Widzisz jakie zaskoczenie? Nie było :D
-
"Pokój Pełen Luster" zakupiony. Czytał ktoś ?
Wypożyczyłem z biblio, w tym tygodniu zamierzam rozpocząć jego lekturę ;)
-
Gdyby żył, miałby dziś 70 lat. I życzyłbym mu wszystkiego najlepszego. A dziś w radiowej Trójce dzień z Jimi Hendriksem.
-
Natchnienie dla milionów, wszystkiego najlepszego :'(
Purple haze all in my brain
Lately things just don't seem the same
Actin' funny, but I don't know why
'Scuse me while I kiss the sky
-
Mam do Jimiego wielki sentyment i wiele wspomnień związanych z Jego muzyką, w moim sercu będzie miał zawsze specjalne miejsce.
-
Moje ulubione dźwięki :)
http://www.youtube.com/watch?v=sTD_p5S8NOA (http://www.youtube.com/watch?v=sTD_p5S8NOA)

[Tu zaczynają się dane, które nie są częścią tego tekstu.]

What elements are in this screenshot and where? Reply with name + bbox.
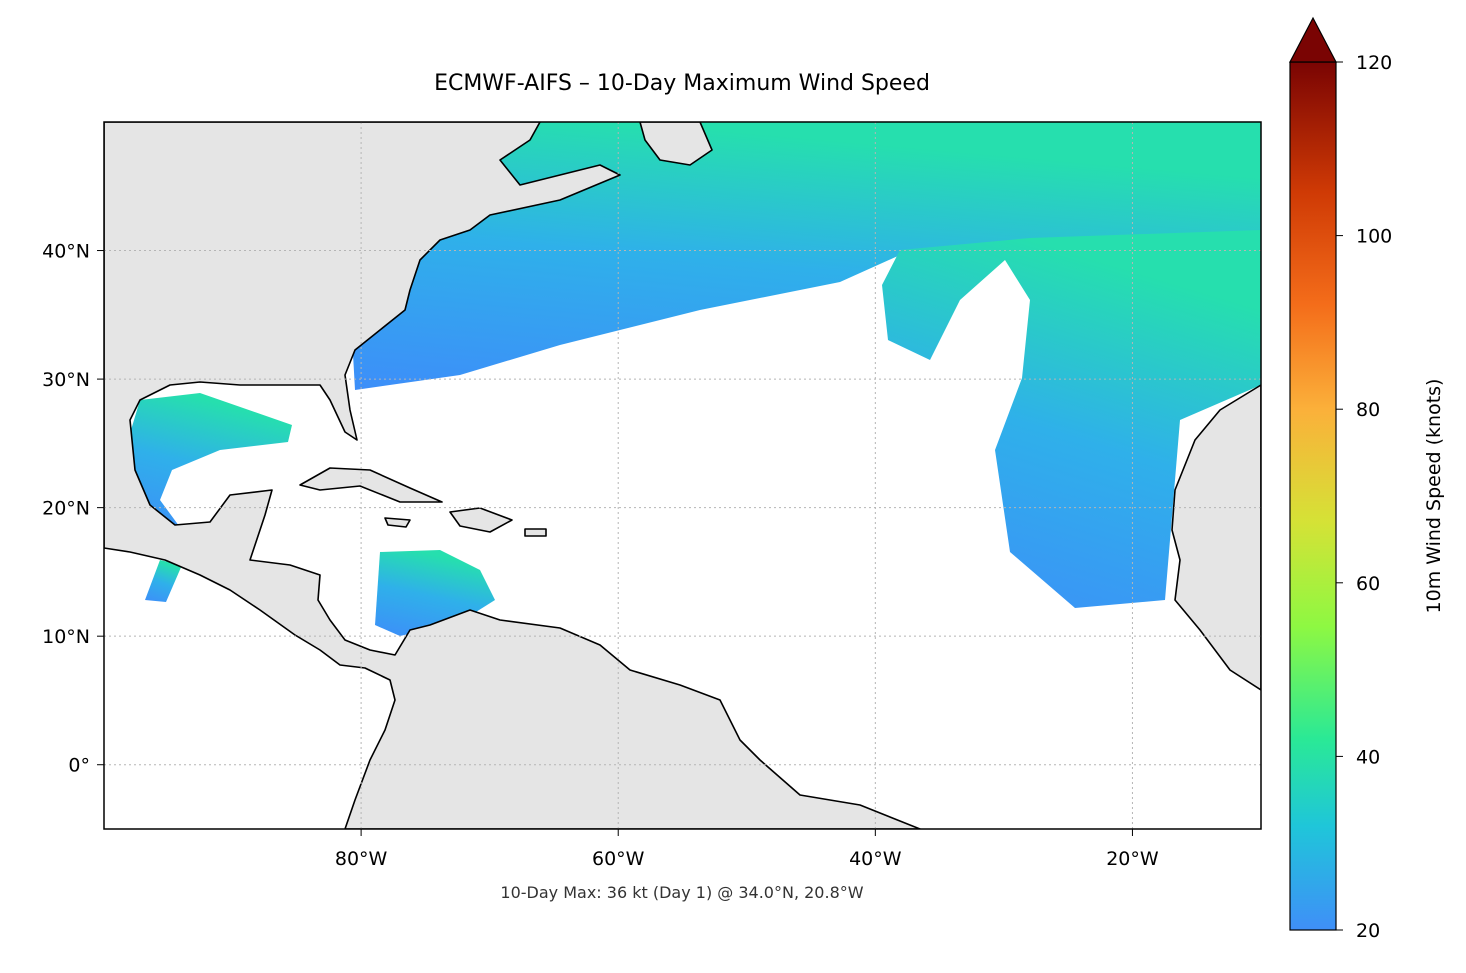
- colorbar-label: 10m Wind Speed (knots): [1423, 379, 1445, 614]
- map-frame: [103, 121, 1262, 830]
- lat-tick-label: 0°: [68, 755, 90, 777]
- lon-tick-label: 60°W: [592, 848, 645, 870]
- map-area: [104, 122, 1261, 829]
- colorbar-tick-label: 100: [1356, 226, 1392, 248]
- newfoundland: [639, 122, 713, 166]
- lon-tick-label: 20°W: [1106, 848, 1159, 870]
- map-title: ECMWF-AIFS – 10-Day Maximum Wind Speed: [434, 71, 930, 96]
- wind-region: [128, 393, 292, 530]
- colorbar-tick-label: 40: [1356, 746, 1380, 768]
- hispaniola: [449, 507, 513, 533]
- lat-tick-label: 10°N: [42, 626, 90, 648]
- africa: [1171, 384, 1261, 691]
- land: [104, 122, 1261, 829]
- colorbar-scale: [1289, 61, 1337, 931]
- colorbar-tick-label: 60: [1356, 573, 1380, 595]
- jamaica: [384, 517, 411, 528]
- wind-region: [882, 230, 1261, 608]
- colorbar-tick-label: 120: [1356, 52, 1392, 74]
- axis-ticks: 80°W 60°W 40°W 20°W 0° 10°N 20°N 30°N 40°N: [42, 241, 1159, 870]
- puerto-rico: [524, 528, 547, 537]
- lat-tick-label: 40°N: [42, 241, 90, 263]
- lon-tick-label: 80°W: [335, 848, 388, 870]
- colorbar: 20 40 60 80 100 120: [1289, 16, 1392, 942]
- colorbar-tick-label: 80: [1356, 399, 1380, 421]
- colorbar-extend: [1289, 16, 1337, 63]
- cuba: [299, 467, 443, 503]
- wind-region: [145, 560, 182, 602]
- lon-tick-label: 40°W: [849, 848, 902, 870]
- footer-note: 10-Day Max: 36 kt (Day 1) @ 34.0°N, 20.8…: [500, 883, 863, 902]
- lat-tick-label: 20°N: [42, 498, 90, 520]
- lat-tick-label: 30°N: [42, 369, 90, 391]
- colorbar-tick-label: 20: [1356, 920, 1380, 942]
- americas: [104, 122, 921, 829]
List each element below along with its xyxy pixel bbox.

http://www.youtube.com/watch?v=3PwpZQxV8XU (http://www.youtube.com/watch?v=3PwpZQxV8XU)
-
Czy ktoś z Warszawy wybiera się do Multikina (jeśli się wybieracie to do którego kina) na koncert "HENDRIX LIVE AT WOODSTOCK"? Tak rozważam i jestem ciekawy, bo może jakiś zlocik udałoby się nakręcić :D
-
Jimi to LEGENDA! Jego muzyka zainspirowała wielu, "wychował" pokolenia gitarzystów.
-
People, Hell And Angels - czyli niepublikowane dotąd utwory Jimiego. Przesłuchiwał już ktoś?